The amount of air, which is calculated on the basis of these factors, is checked relative to the minimum and maximum permissible air flow rates. Air flow rates are checked to ensure the necessary temperature conditions in the mines, to allow for the removal of harmful gases and dust from the excavations, and to prevent dust formation.

Blind mining excavations can be ventilated in a number of ways. In the forced ventilation method, local ventilators draw clean air to the area near the working face through an air vent. In the suction method, impure air is drawn from the area near the working face. A combination of these two methods may also be used.

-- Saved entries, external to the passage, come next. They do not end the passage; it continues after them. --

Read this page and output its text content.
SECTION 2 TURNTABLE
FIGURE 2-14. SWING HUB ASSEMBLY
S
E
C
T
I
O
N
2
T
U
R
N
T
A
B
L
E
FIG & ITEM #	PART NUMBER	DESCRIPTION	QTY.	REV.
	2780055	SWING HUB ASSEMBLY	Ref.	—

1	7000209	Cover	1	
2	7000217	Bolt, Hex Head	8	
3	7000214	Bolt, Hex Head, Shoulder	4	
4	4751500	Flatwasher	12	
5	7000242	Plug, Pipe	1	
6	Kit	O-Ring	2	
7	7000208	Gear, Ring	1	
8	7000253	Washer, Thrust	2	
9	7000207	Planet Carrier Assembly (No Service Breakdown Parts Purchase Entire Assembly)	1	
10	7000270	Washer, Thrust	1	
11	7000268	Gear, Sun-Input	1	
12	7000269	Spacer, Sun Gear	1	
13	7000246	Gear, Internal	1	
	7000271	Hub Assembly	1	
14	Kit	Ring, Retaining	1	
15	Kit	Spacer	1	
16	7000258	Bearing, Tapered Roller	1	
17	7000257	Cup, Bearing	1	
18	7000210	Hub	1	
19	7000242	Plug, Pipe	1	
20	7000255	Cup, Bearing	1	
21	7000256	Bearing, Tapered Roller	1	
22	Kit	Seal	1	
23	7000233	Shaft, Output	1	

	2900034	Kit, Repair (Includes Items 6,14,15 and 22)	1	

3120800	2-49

Ventilation is improved by reducing the aerodynamic resistance of mine excavations that is caused by enlarged cross sections. This is done by streamlining profiles and eliminating sharp narrowings and turns in the excavations. Ventilation is also improved by introducing more efficient and reliable methods to ventilate shafts and panels, reducing the amount of dangerous gases released into excavations (methane drainage), and reducing the temperature in excavations through air conditioning and insulation of the rock surrounding the excavation.


Skochinskii, A. A., and V. B. Komarov. Rudnichnaia ventiliatsiia, 3rd ed. Moscow, 1959.
Burchakov, A. S., P. I. Mustel’, and K. Z. Ushakov. Rudnichnaia aerologiia. Moscow, 1971.
Mine Ventilation. Edited by A. Roberts. London, 1960.
Novitzky, A. Ventilación de minas. Buenos Aires, 1962.